The next session involved the music of the veteran French composer Éliane Radigue, presenting part of her "Occam Ocean" series for the acoustic Orchestra Of New Musical Creations, which featured players from France, Italy, Austria and Switzerland. Reeds, guitars, accordion, piano, percussion, brass and strings made up the enlarged spread. There was some electronic presence in the ranks, but the overall aura was acoustic in character, restrained, faint, and exceedingly gradual. It was as if the musicians were using natural means to gain the effect of an environmental electroacoustic work, which came as little surprise, given that Radigue's early decades were taken up entirely by tape pieces.

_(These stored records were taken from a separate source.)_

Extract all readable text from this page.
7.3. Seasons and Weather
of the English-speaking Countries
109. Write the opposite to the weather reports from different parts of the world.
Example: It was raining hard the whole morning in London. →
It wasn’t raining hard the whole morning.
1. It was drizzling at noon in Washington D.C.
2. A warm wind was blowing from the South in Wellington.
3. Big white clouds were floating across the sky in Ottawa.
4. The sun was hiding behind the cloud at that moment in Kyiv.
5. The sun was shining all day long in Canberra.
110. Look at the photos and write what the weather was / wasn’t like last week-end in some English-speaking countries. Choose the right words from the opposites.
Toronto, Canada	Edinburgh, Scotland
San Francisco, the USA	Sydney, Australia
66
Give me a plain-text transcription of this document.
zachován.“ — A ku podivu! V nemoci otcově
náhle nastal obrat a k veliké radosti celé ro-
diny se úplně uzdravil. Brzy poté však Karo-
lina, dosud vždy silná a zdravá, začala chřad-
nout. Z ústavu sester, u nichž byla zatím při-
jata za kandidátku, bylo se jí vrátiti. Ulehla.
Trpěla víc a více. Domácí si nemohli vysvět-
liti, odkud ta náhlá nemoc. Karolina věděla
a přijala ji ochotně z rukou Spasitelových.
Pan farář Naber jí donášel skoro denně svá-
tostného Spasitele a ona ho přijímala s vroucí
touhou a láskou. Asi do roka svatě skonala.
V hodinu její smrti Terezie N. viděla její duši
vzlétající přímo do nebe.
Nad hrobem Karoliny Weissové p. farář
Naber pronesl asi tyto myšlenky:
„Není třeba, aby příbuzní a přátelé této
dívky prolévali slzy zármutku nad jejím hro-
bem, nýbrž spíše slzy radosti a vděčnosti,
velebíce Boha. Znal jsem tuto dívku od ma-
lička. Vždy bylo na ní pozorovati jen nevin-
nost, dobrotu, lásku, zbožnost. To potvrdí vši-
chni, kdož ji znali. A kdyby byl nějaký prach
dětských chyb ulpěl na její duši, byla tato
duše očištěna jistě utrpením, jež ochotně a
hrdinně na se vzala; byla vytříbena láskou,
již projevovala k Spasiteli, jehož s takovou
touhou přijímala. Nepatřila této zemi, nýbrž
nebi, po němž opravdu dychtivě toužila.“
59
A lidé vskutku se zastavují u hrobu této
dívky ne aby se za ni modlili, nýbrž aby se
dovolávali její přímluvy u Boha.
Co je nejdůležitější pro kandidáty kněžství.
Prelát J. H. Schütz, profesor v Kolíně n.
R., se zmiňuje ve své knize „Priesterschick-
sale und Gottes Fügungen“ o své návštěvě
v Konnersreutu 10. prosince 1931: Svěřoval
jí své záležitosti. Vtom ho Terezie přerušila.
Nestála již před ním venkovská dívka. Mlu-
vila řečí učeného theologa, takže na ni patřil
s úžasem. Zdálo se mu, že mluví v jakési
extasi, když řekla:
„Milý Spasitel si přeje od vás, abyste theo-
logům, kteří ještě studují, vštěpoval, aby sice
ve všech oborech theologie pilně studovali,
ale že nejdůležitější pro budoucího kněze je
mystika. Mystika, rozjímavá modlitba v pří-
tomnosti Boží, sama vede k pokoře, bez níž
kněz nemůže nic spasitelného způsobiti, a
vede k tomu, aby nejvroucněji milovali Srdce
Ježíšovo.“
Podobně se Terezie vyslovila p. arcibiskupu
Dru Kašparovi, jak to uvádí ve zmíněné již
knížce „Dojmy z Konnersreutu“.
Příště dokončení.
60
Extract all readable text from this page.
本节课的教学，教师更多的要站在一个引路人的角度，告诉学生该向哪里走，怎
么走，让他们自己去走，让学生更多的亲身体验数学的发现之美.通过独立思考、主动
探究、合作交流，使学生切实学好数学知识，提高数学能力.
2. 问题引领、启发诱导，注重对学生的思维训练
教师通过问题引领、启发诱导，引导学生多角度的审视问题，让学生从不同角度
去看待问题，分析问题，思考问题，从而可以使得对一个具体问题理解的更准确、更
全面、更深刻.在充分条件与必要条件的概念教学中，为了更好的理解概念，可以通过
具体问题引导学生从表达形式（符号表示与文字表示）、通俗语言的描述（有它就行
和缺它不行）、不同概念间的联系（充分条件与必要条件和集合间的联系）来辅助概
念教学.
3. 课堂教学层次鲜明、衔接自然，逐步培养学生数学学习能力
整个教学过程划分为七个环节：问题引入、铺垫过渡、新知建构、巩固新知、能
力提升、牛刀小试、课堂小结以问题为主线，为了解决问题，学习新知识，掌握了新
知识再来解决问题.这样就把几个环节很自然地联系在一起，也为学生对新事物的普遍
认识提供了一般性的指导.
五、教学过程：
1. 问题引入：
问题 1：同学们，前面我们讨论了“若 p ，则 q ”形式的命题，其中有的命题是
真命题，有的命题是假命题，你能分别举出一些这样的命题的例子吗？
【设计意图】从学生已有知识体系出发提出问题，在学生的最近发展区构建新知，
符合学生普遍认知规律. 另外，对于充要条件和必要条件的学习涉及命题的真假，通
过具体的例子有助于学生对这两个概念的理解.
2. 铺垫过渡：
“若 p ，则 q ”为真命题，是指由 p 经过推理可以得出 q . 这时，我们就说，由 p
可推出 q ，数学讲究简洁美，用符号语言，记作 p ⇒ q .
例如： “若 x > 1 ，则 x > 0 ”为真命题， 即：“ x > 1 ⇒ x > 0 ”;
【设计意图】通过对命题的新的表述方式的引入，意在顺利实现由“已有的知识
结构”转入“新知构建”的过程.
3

There are surely very few contenders for a composition such as this, in terms of absolute sensitised subtlety, and sheer slowness of development in natural space. Each player had to be phenomenally disciplined in controlling and shaping such low-event motion. Entering the Halle, it took a while to understand everyone's silence, as the performance had already begun, an ambient hum gradually discernible. It took patience to be subsumed, but the rewards were considerable, especially when dwelling in close proximity to many of the other sets, by outfits intent on opposite zones of construction, using density, hyperactivity, high volume and low bass rumbling to slam open their very different realms. One of the beauties of the Moers Festival is such a side-by-side coexistence of icepick-in-the-forehead rock'n'roll with ambient-salve minimalism.

One of the festival's most powerful sets happened earlier that afternoon, on this final holiday Monday. Das Queue featured those Improvisers In Residence once again, with Matt Mottel (keyboards) and Kevin Shea (drums) joined by players they'd met in Moers during earlier weeks: Marja Burchard (vibraphone) Keisuke Matsuno (guitar) and Maasl Maier (bass). The set opened with a full-tilt free-suspension improvisation (or guided improvisation), collectively pushing with an in-flight rhythm wildness. Sat at a table, front-of-stage, was Ron Stabinsky, imported from NYC solely for his skill as master of the glowing glass orb-buzzer. This was to be a live contestant game, as the second part of the set invited a large bunch of improvisers, corralled by saxophonist Jan Klare, wise-owl organiser of the Moers Sessions.

Das Queue is born out of the pandemic experience of waiting in line, waiting on call centres, waiting on quarantine, waiting for a hospital bed, waiting for a test, waiting for a vaccination, waiting for services engendered by other services not being available, waiting on The Man. The artists formed a queue, snaking around the side of the stage, for the ultimate improvising competition, hitting the microphone, giving their all, at least until Stabinsky held palm on globe, buzzing 'nay.' Then, their time was up, but fortunately the music was so rocketing, the vibe so inspired, that all had their second or indeed third chance to radiate, producing some of the best soloing results possible, under heavy pressure. Then the bag burst, and all players flooded the stage, soloing in chaotic unison, vaccines running wild in their veins, free improvisation re-born in a laboratory.